Laut dem Sportwissenschaftler Joe Friel sind die Hauptgründe für den Leistungsrückgang: verminderte aerobe Kapazität, zunehmendes Körperfett und abnehmende Muskelmasse. Die maximale Herzfrequenz sinkt jährlich um rund einen Schlag, das Atemvolumen nimmt pro Jahrzehnt um 250 Milliliter ab und die Sauerstoffaufnahme des Blutes verschlechtert sich. Trainierte haben jedoch eine deutlich höhere VO2max als Untrainierte.

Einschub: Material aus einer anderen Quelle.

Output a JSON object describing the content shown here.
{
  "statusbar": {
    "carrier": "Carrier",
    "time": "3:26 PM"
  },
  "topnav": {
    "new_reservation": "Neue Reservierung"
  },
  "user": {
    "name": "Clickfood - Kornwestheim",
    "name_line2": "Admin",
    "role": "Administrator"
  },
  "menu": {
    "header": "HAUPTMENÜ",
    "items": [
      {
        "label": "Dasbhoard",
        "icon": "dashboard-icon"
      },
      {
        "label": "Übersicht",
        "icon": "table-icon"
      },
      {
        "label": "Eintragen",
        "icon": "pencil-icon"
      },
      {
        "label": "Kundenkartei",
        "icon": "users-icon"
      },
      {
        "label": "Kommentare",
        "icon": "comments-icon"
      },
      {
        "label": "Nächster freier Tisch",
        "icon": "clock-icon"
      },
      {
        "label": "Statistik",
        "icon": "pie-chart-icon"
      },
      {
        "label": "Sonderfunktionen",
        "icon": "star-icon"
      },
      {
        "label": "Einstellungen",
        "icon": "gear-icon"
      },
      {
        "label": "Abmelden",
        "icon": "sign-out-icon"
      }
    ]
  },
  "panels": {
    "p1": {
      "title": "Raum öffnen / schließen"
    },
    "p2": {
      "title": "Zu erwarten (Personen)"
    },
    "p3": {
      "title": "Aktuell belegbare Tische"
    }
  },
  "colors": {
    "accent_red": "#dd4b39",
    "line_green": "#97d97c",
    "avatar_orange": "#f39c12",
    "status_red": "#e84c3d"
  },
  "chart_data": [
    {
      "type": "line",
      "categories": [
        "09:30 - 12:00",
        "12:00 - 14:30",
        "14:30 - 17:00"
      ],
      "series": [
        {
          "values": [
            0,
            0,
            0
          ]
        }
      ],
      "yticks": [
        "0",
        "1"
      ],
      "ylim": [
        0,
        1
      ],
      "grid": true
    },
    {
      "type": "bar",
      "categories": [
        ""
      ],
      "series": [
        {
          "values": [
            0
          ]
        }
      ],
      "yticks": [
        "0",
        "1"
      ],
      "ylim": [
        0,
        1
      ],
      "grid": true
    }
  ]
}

Der durchschnittliche Körperfettanteil steigt mit dem Alter: Er beträgt bei Männern im Alter von 20 Jahren rund zwölf bis 16 Prozent und nimmt dann allmählich zu. Zwischen 20 und 39 Jahren liegt dieser Anteil bereits bei 20 Prozent. Bei Frauen ist der Wert im Mittel generell etwas höher. Er liegt im Alter von 20 Jahren bei 23 bis 28 Prozent, bei 20- bis 39-Jährigen bei 25 bis 33 Prozent. Gleichzeitig nimmt die Muskelmasse ab – gezieltes Krafttraining kann dem aber entgegenwirken.

Mindestens 20 bis 40 Prozent der altersbedingten Veränderungen sind nicht unausweichlich. Besonders effektiv sind intensive Programme wie das 30/30-Training, bei dem jeweils 30 Sekunden maximal und 30 Sekunden aktive Erholung im Wechsel absolviert werden, um gerade der Abnahme der VO2max entgegenzuwirken. Sinnvoll sind auch Übungen zur Steigerung der Maximalkraft und Schnelligkeit. Dazu gehören Trittfrequenzpyramiden und Sprinteinheiten auf dem Rad, um die Leistungsfähigkeit zu erhalten.